Yatın kalkın dua ediniz bence (tabii içinizden); arslan gibi böyüklerimiz yemiyor içmiyor, melmeketin hayrina düşünüp taşınıyorlar icabında; bu kadar eziyet vatana hizmet aşkı olmasa çekilir mi arkadaşlar? Bari kıymetini takdir eden bulunsa; bakınız, "bunlar işi bilmiyorlar" deyip ecnebi melmeketlerinden heyet-i vekile mi idhal edeceğiz; bırakalım şu hakiyki melmeket evlatları arslanlar gibi çalışsınlar, kafalarını karıştırmayalım; biz de biliriz deyu gürültü yapmayalım; bakınız bizler muti, haddini bilir, edepli, itaatkar bir güruh olsaydık şimdiye bize gökte uçan kuşlar yetişemezdi fekat bahusus hep bu Ednan Bey yüzünden gelmiştir bunlar başımıza. Vakta ki İsmet Paşa'mızın kadr u kıymetini bilmedik ne oldu; buyrunuz netekim!
Benim için hava hoş arkadaşlar; ben sizin halinize üzüldüğüm için yazayorumdur bunları; sud-temam vesselamdır mamafih.

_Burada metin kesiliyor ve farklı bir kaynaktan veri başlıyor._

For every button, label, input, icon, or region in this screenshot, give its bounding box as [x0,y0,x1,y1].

Merhaba ey kaarıın-ı güzin; "hayırdır, Recai Bey'in kafasına yoldan geçerken bir balkon saksısı mı düştü" diyerekten ne azim taacuplere gark olduğunuzu görür gibiyim; hamdolsun sıhhat u afiyetteyim; bulunduğum sinn-i kemale rağmen, birtakım arkadaşların yaptığı gibi devlet kesesinden uçaklara binip, yetmiş iki düvelin ekabirini ziyaretle "sebabet nümayışı" yapmaya kalkışanlar kadar "dinç" sayılmasam da ehibbayı meşrur, esirrayı mebhut edecek kertede berhayatım çok şükür.
Diyeceksiniz ki, "Madem bu kadar iyisiniz de efendim, şu yukardaki satırlar ne oluyor felan?"
Aslında neşretmeyecektim lakin, istedim ki milletin birtakım arkadaşların, elinde pirpit zembiliyle sıkoda bacaklarına bakmadan "meydan-ı suhan"da kendine şöhret temin etmeye kalkışan bazı arkadaşların hakiyki simasını tanısın; bilsin:
İşbu yukardaki lafızları, nerede hizmet gördüğünü bilmeniz üstünüze vazife olmayan bir kaarı-i mahsusum, (haydi adına "göğerçin postası" diyelim) hususi bir yolla bana ulaştırmış bulunuyor. "Pek zarif ve ince bir rik'a ile" kaleme alındığı çok şu götürür işbu makalenin altında muharririnin imzası mevcut lakin, "nisbeten genç bir kaabiliyettir; belki ilerde ıslah olur" gerekçesiyle fas etmedim. Kendisi, ötede beride bana elfaz-ı galiza ile sebb u setm ile geçinir bir adem olup, şu günlerde "uzunkavakaltındayatarüyüroğullarığillerden" gibi tuhaf ve gülünç bir lakap ile tanınmak derdinin ısrarındadır. Uzun lafın kısası, bu zat-ı mahutu, önümüzdeki şu kısa vadede hatırı sayılır bir devlet arpalığında idare meclisi azası olarak görürseniz şaşırmayasınız diye son derece hafı usullerle ele geçirilmiş şu ifadesini sütunlarıma derce mecbur kaldım idi. İbrettir bil'akış!
Haftaya bundan çok daha mühim siyasi, ilmi, hikemi, edebi ve ali mevzularla sizleri irşad edebilmek ümidiyle ey azizler.